Go Wild in Tassie’s South-West

Article from: On The Road Magazine

Exploring the edge of the world in Tasmania

There’s something life-affirming about being at the end of the line, especially in Tassie where the end of the road almost means the end of the world. It’s a thrill that is often hard to find in this digital age. But when you can be at the edge of the world surrounded by World Heritage wilderness with a cold beer and Tassie wine and good food, it feels even more life-affirming. It’s like having a bet each way. Now you don’t have to choose between nature or the spoils of civilisation. Turns out you CAN have both.

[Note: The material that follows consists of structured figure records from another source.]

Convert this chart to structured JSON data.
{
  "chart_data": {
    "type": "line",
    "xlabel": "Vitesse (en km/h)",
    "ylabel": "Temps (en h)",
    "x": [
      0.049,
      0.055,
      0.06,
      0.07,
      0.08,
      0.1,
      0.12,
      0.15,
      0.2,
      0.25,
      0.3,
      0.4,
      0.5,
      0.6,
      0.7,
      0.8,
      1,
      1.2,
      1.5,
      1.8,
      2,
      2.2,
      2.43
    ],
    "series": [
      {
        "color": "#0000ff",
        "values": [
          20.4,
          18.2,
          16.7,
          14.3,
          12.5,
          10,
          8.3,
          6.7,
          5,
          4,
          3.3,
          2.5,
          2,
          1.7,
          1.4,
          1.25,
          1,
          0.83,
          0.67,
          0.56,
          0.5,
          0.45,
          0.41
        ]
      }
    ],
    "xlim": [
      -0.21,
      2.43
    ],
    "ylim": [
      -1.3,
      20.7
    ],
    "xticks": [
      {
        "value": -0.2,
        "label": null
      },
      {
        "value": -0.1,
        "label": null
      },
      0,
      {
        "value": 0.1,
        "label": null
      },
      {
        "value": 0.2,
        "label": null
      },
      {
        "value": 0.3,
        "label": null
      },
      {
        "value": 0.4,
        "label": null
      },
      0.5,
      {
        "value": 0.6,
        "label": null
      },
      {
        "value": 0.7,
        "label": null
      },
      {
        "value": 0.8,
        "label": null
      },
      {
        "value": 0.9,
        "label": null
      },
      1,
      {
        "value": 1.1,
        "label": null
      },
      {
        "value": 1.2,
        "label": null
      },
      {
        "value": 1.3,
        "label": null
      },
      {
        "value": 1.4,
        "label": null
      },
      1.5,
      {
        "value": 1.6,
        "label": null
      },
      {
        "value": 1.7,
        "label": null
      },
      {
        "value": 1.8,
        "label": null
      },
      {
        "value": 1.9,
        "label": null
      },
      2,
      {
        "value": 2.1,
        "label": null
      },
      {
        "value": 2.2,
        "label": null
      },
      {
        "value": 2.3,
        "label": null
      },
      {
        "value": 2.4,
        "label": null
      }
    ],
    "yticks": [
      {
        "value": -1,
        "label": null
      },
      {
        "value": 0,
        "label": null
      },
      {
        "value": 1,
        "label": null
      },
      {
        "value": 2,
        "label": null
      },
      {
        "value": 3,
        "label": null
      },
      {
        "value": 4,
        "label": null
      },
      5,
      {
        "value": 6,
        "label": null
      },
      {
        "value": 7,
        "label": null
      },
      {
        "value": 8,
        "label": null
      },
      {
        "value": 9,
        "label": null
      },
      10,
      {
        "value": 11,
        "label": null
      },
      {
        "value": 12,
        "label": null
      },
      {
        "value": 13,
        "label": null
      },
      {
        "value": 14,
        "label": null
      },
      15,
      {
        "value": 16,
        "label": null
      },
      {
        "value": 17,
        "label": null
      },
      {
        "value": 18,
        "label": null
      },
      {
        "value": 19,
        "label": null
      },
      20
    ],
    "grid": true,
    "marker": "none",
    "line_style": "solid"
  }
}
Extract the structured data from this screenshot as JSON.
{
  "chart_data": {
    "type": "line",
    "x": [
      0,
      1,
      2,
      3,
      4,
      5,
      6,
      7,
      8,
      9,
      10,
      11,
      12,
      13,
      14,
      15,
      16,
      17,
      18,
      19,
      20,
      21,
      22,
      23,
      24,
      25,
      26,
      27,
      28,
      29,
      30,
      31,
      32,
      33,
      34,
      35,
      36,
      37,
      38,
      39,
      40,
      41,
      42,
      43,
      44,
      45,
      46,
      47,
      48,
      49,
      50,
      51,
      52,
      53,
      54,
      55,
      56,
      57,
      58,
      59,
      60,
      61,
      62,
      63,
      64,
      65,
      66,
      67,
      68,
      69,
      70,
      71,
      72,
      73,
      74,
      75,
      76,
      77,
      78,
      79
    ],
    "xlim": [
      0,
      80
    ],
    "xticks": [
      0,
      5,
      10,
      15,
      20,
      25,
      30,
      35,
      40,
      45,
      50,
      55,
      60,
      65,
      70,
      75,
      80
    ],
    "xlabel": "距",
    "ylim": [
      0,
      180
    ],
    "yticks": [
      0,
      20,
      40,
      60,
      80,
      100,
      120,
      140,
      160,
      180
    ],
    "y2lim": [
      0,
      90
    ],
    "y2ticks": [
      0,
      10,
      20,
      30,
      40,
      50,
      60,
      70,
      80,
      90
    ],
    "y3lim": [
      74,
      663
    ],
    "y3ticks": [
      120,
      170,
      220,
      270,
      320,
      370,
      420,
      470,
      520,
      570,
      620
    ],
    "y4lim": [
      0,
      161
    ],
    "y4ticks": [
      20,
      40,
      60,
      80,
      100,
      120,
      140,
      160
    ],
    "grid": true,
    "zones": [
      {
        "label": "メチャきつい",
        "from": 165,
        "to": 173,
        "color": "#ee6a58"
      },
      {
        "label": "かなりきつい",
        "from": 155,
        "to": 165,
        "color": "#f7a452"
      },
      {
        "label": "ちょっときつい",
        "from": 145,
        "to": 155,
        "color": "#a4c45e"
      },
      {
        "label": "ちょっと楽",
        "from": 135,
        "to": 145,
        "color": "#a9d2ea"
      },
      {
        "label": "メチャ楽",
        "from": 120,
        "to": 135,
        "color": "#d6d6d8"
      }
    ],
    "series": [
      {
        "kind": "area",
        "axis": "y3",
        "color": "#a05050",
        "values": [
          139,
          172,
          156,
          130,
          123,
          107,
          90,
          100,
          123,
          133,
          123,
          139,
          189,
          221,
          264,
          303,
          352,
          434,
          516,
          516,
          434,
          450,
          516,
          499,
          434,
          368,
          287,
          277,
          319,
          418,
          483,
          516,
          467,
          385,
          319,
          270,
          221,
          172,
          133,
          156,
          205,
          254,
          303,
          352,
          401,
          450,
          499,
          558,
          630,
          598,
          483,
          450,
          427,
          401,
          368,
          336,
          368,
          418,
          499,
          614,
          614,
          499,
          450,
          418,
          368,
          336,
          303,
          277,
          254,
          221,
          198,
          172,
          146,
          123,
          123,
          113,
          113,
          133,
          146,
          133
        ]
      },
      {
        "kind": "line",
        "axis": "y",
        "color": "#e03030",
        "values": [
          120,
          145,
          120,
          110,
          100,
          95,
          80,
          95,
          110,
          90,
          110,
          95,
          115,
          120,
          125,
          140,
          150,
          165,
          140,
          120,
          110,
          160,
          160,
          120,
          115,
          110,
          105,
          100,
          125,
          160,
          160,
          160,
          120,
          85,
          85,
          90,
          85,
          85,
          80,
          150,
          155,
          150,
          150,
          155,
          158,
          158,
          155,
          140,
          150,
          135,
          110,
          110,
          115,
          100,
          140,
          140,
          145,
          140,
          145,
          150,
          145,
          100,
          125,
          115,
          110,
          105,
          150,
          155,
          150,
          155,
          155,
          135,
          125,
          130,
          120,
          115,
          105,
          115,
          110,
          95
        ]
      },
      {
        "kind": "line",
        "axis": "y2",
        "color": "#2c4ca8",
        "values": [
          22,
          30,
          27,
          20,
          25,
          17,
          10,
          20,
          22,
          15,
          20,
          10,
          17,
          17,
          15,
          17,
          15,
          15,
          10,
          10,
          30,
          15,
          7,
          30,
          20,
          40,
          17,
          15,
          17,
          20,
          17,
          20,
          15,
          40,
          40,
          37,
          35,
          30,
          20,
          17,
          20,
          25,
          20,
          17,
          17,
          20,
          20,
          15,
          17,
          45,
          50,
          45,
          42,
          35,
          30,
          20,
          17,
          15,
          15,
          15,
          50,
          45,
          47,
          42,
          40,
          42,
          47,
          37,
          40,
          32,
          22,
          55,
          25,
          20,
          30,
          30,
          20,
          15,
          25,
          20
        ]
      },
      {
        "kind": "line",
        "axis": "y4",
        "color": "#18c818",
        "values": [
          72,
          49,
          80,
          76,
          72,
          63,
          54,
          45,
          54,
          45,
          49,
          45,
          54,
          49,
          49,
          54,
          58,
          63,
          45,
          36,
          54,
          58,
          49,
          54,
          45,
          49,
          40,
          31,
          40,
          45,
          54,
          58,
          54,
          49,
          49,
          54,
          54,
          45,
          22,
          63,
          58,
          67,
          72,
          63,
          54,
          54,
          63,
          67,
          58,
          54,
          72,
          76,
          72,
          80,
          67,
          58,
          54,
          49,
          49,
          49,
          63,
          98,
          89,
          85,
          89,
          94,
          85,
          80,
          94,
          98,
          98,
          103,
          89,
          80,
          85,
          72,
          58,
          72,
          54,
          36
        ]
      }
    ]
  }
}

It’s a sentiment Pedder Wilderness Lodge has tapped into as we discovered on our recent visit. Once the staff quarters for the controversial Gordon Dam, in recent years it has renovated and re-badged as an outdoors lodge. It has converted the former mess hall into a lounge, bar and restaurant area and has refurbished the workers’ rooms to offer various levels of accommodation ranging from dorms, lakeside rooms and family-friendly cabins.

The clubby lounge is inviting with views of Lake Pedder and distant mountains that look cut and pasted from New Zealand’s South Island. There’s an extensive outdoor garden with barbecues and choice fishing spots. Sitting outside, drink in hand, taking in the lake’s ever-changing light and moods is reason enough to come to Lake Pedder.

Nature lovers, kayakers, fishos, photographers and outdoor adventurers come here, as do general tourers to view the Gordon Dam, a fifteen minute drive from the lodge. This contentious project was completed in 1972 for Tasmania’s hydro-electric scheme and created Tasmania’s second largest lake. The fallout was enormous, sparking the world’s first political party which was dedicated to the environmental only.

Today, despite its chequered history, the dam is a magnificent engineering sight. It is several metres higher than the Sydney Harbour Bridge and holds back thirty times the amount of water as Sydney Harbour and it’s possible to walk across the dam’s giant single arch. For the ultimate thrill (for your wallet and your heart), a Hobart company Ardvark Adventures organises abseiling the dam; the largest commercial abseil in the world.